Salah satu buku berjudul The World Without Us, ‘berupaya’ mengkritisi sikap angkuh manusia. Buku itu mengajak pembaca untuk sekedar merenungkan sekali laki ragam luka yang telah kita, umat manusia, torehkan di bumi. Hutan tanpa ampun digunduli untuk kepentingan ekonomi, sehingga mengakibatkan binatang-binatang kehilangan habitatnya. Bahkan, harus diakui bahwa punahnya sebagian jenis makhluk diakibatkan oleh perilaku bejat manusia terhadap alam sekitarnya, termasuk juga terjadinya global warming atau pemanasan global.

White Lynn Jr., salah seorang pakar yang concern terhadap lingkungan mengkritisi bahwa rusaknya bumi adalah disebabkan oleh cara pandang teknologi modern (terhadap alam) yang disebabkan oleh cara pandang agama-agama Abrahamik (Tuhan menundukkan alam bagi manusia). Tidak sedikit yang mengkritik pandangan Lynn tersebut, pun sebaliknya ada juga yang pro terhadapnya.

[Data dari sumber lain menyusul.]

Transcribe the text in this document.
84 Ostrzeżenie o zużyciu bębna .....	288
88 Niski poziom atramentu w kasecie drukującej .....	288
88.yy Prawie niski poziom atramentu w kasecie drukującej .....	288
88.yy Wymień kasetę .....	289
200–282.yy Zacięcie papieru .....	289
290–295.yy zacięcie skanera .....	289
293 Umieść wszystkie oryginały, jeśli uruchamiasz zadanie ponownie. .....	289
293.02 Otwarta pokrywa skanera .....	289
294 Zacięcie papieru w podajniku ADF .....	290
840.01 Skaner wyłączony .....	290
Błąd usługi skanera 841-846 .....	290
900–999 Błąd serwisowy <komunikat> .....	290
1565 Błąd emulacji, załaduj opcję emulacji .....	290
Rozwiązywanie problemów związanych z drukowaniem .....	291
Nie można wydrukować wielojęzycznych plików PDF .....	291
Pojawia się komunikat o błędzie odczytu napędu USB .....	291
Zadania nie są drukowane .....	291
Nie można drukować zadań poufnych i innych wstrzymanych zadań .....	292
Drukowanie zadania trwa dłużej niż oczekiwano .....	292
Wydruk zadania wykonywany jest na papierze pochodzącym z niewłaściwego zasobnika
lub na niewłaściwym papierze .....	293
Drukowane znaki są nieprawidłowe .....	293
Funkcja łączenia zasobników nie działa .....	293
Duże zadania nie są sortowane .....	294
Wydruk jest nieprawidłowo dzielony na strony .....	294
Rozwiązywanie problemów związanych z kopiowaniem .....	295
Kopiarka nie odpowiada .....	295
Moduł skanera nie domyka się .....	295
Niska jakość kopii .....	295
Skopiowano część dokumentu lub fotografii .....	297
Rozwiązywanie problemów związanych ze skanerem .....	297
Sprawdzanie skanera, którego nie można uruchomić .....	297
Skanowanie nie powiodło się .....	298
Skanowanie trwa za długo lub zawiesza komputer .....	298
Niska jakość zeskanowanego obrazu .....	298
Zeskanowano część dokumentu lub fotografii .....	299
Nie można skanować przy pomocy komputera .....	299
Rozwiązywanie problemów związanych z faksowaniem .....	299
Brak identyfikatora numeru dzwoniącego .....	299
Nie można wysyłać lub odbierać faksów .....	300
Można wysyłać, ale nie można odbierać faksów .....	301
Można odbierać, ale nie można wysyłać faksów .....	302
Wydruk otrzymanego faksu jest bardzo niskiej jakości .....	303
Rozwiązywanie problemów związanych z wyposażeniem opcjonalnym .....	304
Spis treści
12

Terlepas dari itu, tak perlu-lah kiranya membenturkan sains dan agama, sebab keduanya tak ada satu pun yang menginginkan kerusakan. Lebih-lebih agama, baik rumpun agama abrahamik ataupun agama lainnya, senantiasa memandang elok terhadap dunia. Tak ada satupun ajaran yang membenarkan eksploitasi hutan. Tak ada satupun ajaran agama yang membenarkan perilaku membuang sampah sembarangan. Ajaran agama justru melimpahkan tanggung jawab kepada manusia agar senantiasa berlaku adil dan menjaga kelestarian lingkungannya.